The universe is full of systems that are pushed far from equilibrium - the violent collision of atomic nuclei at particle accelerators, the cooling of the early universe after the Big Bang, or a super cold gas of atoms suddenly disturbed in a laboratory. Left alone, all of these systems will eventually settle into a calm, featureless equilibrium state. But the journey there is rarely straightforward, and a priori we would expect that this journey looks completely different from system to system.

It turns out that this is not the case. Across vastly different physical settings and energy scales, systems far from equilibrium can get temporarily organized in a surprisingly structured and orderly way - a state that looks almost identical regardless of the details of the system or even how it was initially disturbed. These stages of order in the middle of chaotic evolution are called Nonthermal Fixed Points.

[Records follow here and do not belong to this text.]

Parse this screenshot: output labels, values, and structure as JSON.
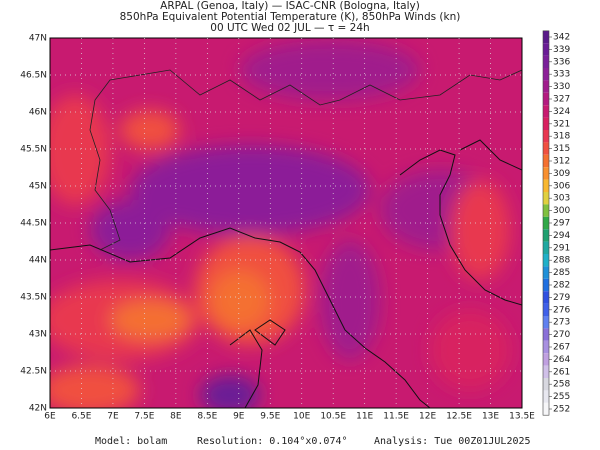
{
  "header": {
    "lines": [
      "ARPAL (Genoa, Italy)  —  ISAC-CNR (Bologna, Italy)",
      "850hPa Equivalent Potential Temperature (K), 850hPa Winds (kn)",
      "00 UTC Wed 02 JUL  —  τ = 24h"
    ]
  },
  "map": {
    "lat_labels": [
      "47N",
      "46.5N",
      "46N",
      "45.5N",
      "45N",
      "44.5N",
      "44N",
      "43.5N",
      "43N",
      "42.5N",
      "42N"
    ],
    "lon_labels": [
      "6E",
      "6.5E",
      "7E",
      "7.5E",
      "8E",
      "8.5E",
      "9E",
      "9.5E",
      "10E",
      "10.5E",
      "11E",
      "11.5E",
      "12E",
      "12.5E",
      "13E",
      "13.5E"
    ]
  },
  "colorbar": {
    "levels": [
      342,
      339,
      336,
      333,
      330,
      327,
      324,
      321,
      318,
      315,
      312,
      309,
      306,
      303,
      300,
      297,
      294,
      291,
      288,
      285,
      282,
      279,
      276,
      273,
      270,
      267,
      264,
      261,
      258,
      255,
      252
    ],
    "colors": [
      "#5a1a8a",
      "#6a1c96",
      "#7a1f9a",
      "#8c1f98",
      "#a01c8c",
      "#b41a80",
      "#c81a70",
      "#d82060",
      "#e83850",
      "#f05040",
      "#f47030",
      "#f89030",
      "#f8b830",
      "#e0d040",
      "#80c040",
      "#30a848",
      "#20a070",
      "#20a8a0",
      "#20b0c8",
      "#2090d8",
      "#2070e0",
      "#3050e0",
      "#4060e8",
      "#6080f0",
      "#8a70d8",
      "#a890e0",
      "#c0a0e0",
      "#d0c0e8",
      "#d8d8e0",
      "#e8e8f0",
      "#f6f6f8"
    ]
  },
  "footer": {
    "model": "Model: bolam",
    "resolution": "Resolution: 0.104°x0.074°",
    "analysis": "Analysis: Tue 00Z01JUL2025"
  }
}
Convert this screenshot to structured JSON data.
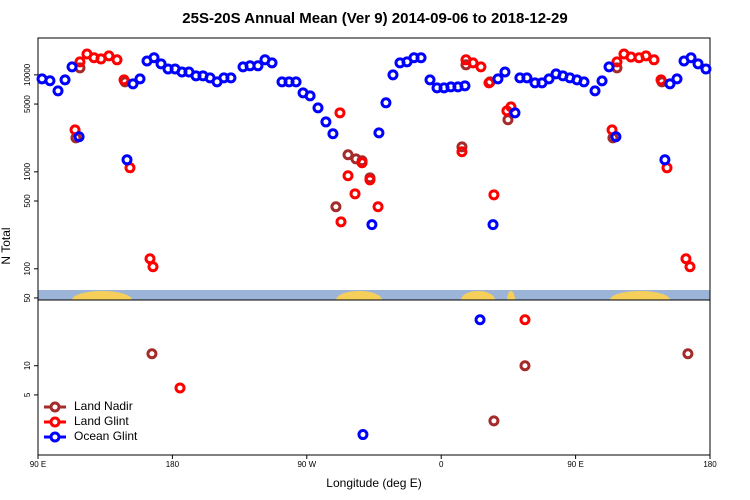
{
  "chart_data": {
    "type": "scatter",
    "title": "25S-20S Annual Mean (Ver 9)   2014-09-06 to 2018-12-29",
    "x_label": "Longitude (deg E)",
    "y_label": "N Total",
    "log_y": true,
    "legend": "bottom-left",
    "xlim": [
      90,
      540
    ],
    "xticks": [
      {
        "value": 90,
        "label": "90 E"
      },
      180,
      {
        "value": 270,
        "label": "90 W"
      },
      {
        "value": 360,
        "label": "0"
      },
      {
        "value": 450,
        "label": "90 E"
      },
      {
        "value": 540,
        "label": "180"
      }
    ],
    "ylim": [
      1.2,
      24000
    ],
    "yticks": [
      5,
      10,
      50,
      100,
      500,
      1000,
      5000,
      10000
    ],
    "series": [
      {
        "name": "Land Nadir",
        "color": "#a52a2a",
        "x": [
          115.4,
          118.1,
          148.3,
          166.3,
          289.5,
          297.6,
          302.9,
          307,
          312.3,
          373.9,
          376.6,
          392.7,
          395.3,
          404.7,
          416.1,
          475,
          477.7,
          507.8,
          525.2
        ],
        "values": [
          2240,
          11800,
          8470,
          13.3,
          436,
          1500,
          1360,
          1300,
          867,
          1810,
          12700,
          8470,
          2.7,
          3440,
          10,
          2240,
          11800,
          8470,
          13.3
        ]
      },
      {
        "name": "Land Glint",
        "color": "#ff0000",
        "x": [
          114.8,
          118.1,
          122.8,
          127.5,
          132.2,
          137.5,
          142.9,
          147.6,
          151.6,
          165,
          167,
          185.1,
          292.2,
          292.9,
          297.6,
          302.3,
          307,
          312.3,
          317.7,
          373.9,
          376.6,
          381.3,
          386.6,
          392,
          395.3,
          404,
          406.7,
          416.1,
          474.4,
          477.7,
          482.4,
          487.1,
          492.5,
          497.1,
          502.5,
          507.2,
          511.2,
          523.9,
          526.6
        ],
        "values": [
          2710,
          13600,
          16400,
          15000,
          14600,
          15700,
          14300,
          8880,
          1100,
          127,
          105,
          5.9,
          4060,
          305,
          910,
          593,
          1240,
          827,
          436,
          1610,
          14300,
          13300,
          12100,
          8270,
          579,
          4250,
          4680,
          29.8,
          2710,
          13600,
          16400,
          15300,
          15000,
          15700,
          14300,
          8880,
          1100,
          127,
          105
        ]
      },
      {
        "name": "Ocean Glint",
        "color": "#0000ff",
        "x": [
          92.7,
          98,
          103.4,
          108.1,
          112.8,
          117.5,
          149.6,
          153.6,
          158.3,
          163,
          167.7,
          172.4,
          177.1,
          181.8,
          186.4,
          191.1,
          195.8,
          200.5,
          205.2,
          209.9,
          214.5,
          219.2,
          227.3,
          232,
          237.3,
          242,
          246.7,
          253.4,
          258.1,
          262.8,
          267.5,
          272.2,
          277.5,
          282.8,
          287.5,
          307.6,
          313.6,
          318.3,
          323,
          327.7,
          332.4,
          337.1,
          341.8,
          346.5,
          352.5,
          357.2,
          361.9,
          366.5,
          371.2,
          375.9,
          386,
          394.7,
          398,
          402.7,
          409.4,
          412.7,
          417.4,
          422.8,
          427.5,
          432.2,
          436.9,
          441.5,
          446.2,
          450.9,
          455.6,
          463,
          467.7,
          472.4,
          477,
          509.8,
          513.2,
          517.9,
          522.6,
          527.3,
          532,
          537.3
        ],
        "values": [
          9100,
          8700,
          6840,
          8880,
          12100,
          2300,
          1330,
          8070,
          9100,
          13900,
          15000,
          13000,
          11500,
          11500,
          10700,
          10700,
          9770,
          9770,
          9310,
          8470,
          9310,
          9310,
          12100,
          12400,
          12400,
          14300,
          13300,
          8470,
          8470,
          8470,
          6520,
          6080,
          4570,
          3270,
          2470,
          1.95,
          285,
          2520,
          5150,
          10000,
          13300,
          13600,
          15000,
          15000,
          8880,
          7350,
          7350,
          7520,
          7520,
          7710,
          29.8,
          285,
          9100,
          10700,
          4060,
          9310,
          9310,
          8270,
          8270,
          9100,
          10240,
          9770,
          9310,
          8880,
          8470,
          6840,
          8670,
          12100,
          2300,
          1330,
          8070,
          9100,
          13900,
          15000,
          13000,
          11500
        ]
      }
    ]
  }
}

My project asks the following question about these states: how does a system approach and leave them? To answer this, I borrow a concept from black hole physics. When a black hole is disturbed, it rings like a bell, with characteristic frequencies called Quasinormal Modes. These frequencies tell you exactly how the ringing fades away. In my recent work, I showed that Nonthermal Fixed Points have their own version of these modes. Just as a black hole's ringing tells you how it returns to a calm, equilibrium state, these modes tell you how a physical system approaches one of these universal states.

At the Cavendish Laboratory in Cambridge, the experimental group of Prof. Zoran Hadzibabic specializes in pushing ultra-cold gases of atoms out of equilibrium to realize exactly these Nonthermal Fixed Points in a controlled setting. The goal of this project is to measure their Quasinormal Modes experimentally through a close collaboration with this group. From their expertise, I aim to learn how to construct experimental setups that give rise to these far-from-equilibrium phenomena, and which observables are suited to detect the signatures I am theoretically predicting. These insights can then be fed back into calculations in the corresponding microscopic theory. In this way, there will be a back-and-forth between experiment and theory, making the cross-training between both highly valuable to this project. Ultimately, this work aims to get us closer to understanding why quantum systems evolve toward equilibrium and how this happens.